Acknowledging the “tragedy”, organiser Penny Sattler said they did consider not bringing the event back.

“We talked to different groups of people about it and we had so many people contact us and say they would be so disappointed if we didn’t hold it,” she said.

“We thought we should do it again, so we have.

“There is a lot of work that goes into the day, so something like that is just a negative that affect the efforts that everybody puts in and obviously it is such a devastating thing to have happened as well.”

Of the 60 polo ponies set to take to the field on Saturday, about 40 arrived safely from the mainland earlier this week.

Another 20 Tasmanian-bred ponies have also been contractedthrough Wickford Polo, based outside of Longford.

Ms Sattler said the ponies were only contracted for the day of competition, with the responsibility of travel left in the hands of owners.

“Essentially they are here for the day and we don’t have anything to do with them being transported back to the mainland,” she said.

“If we can look after them while they are here, we hope that everyone else that deals with the horses along the way does the best to look after them as well.

“I suppose there is always concerns when you are transporting animals, but we just have to hope that everybody that has a role to play in getting them here, does that and gets them here safely.

“The duty of care is done by everybody to the highest standard.”

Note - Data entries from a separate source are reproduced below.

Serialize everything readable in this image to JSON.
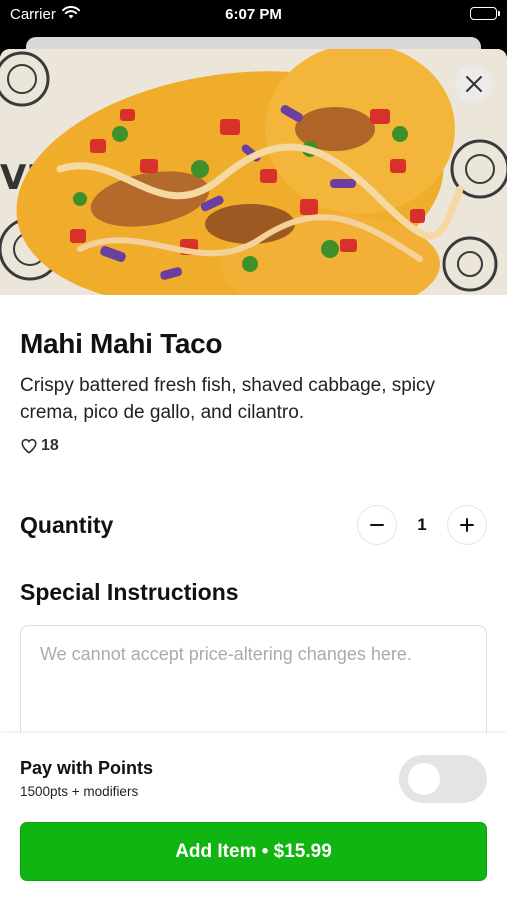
{
  "status_bar": {
    "carrier": "Carrier",
    "time": "6:07 PM"
  },
  "hero": {
    "image": "mahi-mahi-taco-photo",
    "close_icon": "close-icon"
  },
  "item": {
    "title": "Mahi Mahi Taco",
    "description": "Crispy battered fresh fish, shaved cabbage, spicy crema, pico de gallo, and cilantro.",
    "likes": "18",
    "like_icon": "heart-outline-icon"
  },
  "quantity": {
    "label": "Quantity",
    "value": "1",
    "decrement_icon": "minus-icon",
    "increment_icon": "plus-icon"
  },
  "special_instructions": {
    "label": "Special Instructions",
    "placeholder": "We cannot accept price-altering changes here."
  },
  "points": {
    "title": "Pay with Points",
    "subtitle": "1500pts + modifiers",
    "toggle_on": false
  },
  "add_button": {
    "label": "Add Item • $15.99"
  },
  "colors": {
    "accent": "#11b512",
    "toggle_off": "#e4e4e4"
  }
}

Andrew Williams filed a civil case with the Supreme Court of Victoria against TT-Line and QUBE Holdings in August.

The Spirit of Tasmania has denied any liability and remains the major sponsor of the Barnbougle Polo.

A Primary Industries, Parks, Water and Environment Department spokeswoman said Biosecurity Tasmania continued to act under instruction of the office of the Director of Public Prosecutions.

“We are not in a position to provide any further information at this stage,” the spokeswoman said.

“The department reiterates the earlier advice that the evidence indicates the deaths of the horses was an isolated incident, and there is not a risk for horses transported across Bass Strait in accordance with regulatory animal welfare standards.”